As far as I can tell you can't use globals in Brook+ kernels.
The strong type checking stops all those nice shortcuts you get in OpenGL/D3D :frown;
You won't get increased ALU throughput because double-precision multiply and multiply-add both use 4 lanes out of the 5 lanes. Double-precision add can double in throughput, as it only uses 2 lanes. Unfortunately the compilers don't identify this in your code, so it only issues one DADD at a time.
Double-precision divide is slow.
By using double2 for streams and gather/scatter operations, instead of double, you will improve performance against memory - reducing the count of reads/writes against memory for a given amount of data.
I put this:
kernel double2 SinD2 (double2 phi)
double2 _f1 = double2(1.0, 1.0);
double2 _f6 = double2(6.0, 6.0);
double2 _f20 = double2(20.0, 20.0);
double2 _f42 = double2(42.0, 42.0);
double2 _f72 = double2(72.0, 72.0);
double2 _f110 = double2(110.0, 110.0);
double2 _f156 = double2(156.0, 156.0);
double2 _f210 = double2(210.0, 210.0);
double2 _f272 = double2(272.0, 272.0);
double2 phi2 = phi * phi;
return phi * (_f1 - phi2 / _f6 * (_f1 - phi2 / _f20 * (_f1 - phi2 / _f42 * (_f1 - phi2 / _f72 * (_f1 - phi2 / _f110 * (_f1 - phi2 / _f156 * (_f1 - phi2 / _f210 * (_f1 - phi2 / _f272))))))));
kernel void test(double2 A<>, out double2 B<>)
into Stream Kernel Analyzer where the instructions that run on the chip can be seen.
You can't use global variables in kernels, if you use them only in that kernel you can put them inside, if you need to use them in several places and you want to avoid code replication you can use preprocessor "#define". Brook 1.4 supports some preprocessor directives, just add the "-pp" flag when you call BRCC to compile the source code.
The expression you say doesn't compile because in the current version variables must be of the same type, "V" is a double2 value, but 0.5 is a double. You should write:
double2 v = double2(1.0, 1.0);
v = v * double2(0.5, 0.5);
Another solution would be disabling strong type checking using "-a" flag, your code will compile and multiply each component by 0.5 as you say.

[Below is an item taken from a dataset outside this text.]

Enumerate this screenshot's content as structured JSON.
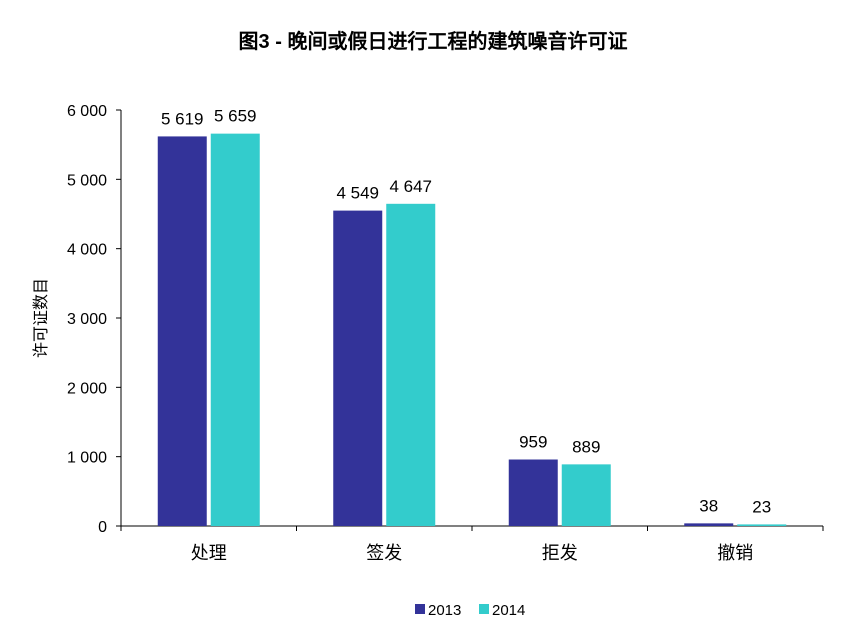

I think using double2 instead double is better for fetching several values together from memory, inside kernels arithmetic expressions will be optimized by the compiler automatically, reordering instructions to use as many processing units as possible (you can check this using KernelAnalyzer).
By the way, I think you can avoid some of those divisions by using the reciprocal elements in the constants. According to KernelAnalyzer the compiler is smart enough to optimize them, however it could miss some optimizations in complex expressions or kernel parameters.
Ummm ... yeah, thanks, but as I wrote this was solved for me already.
Thanks for the performance hints though.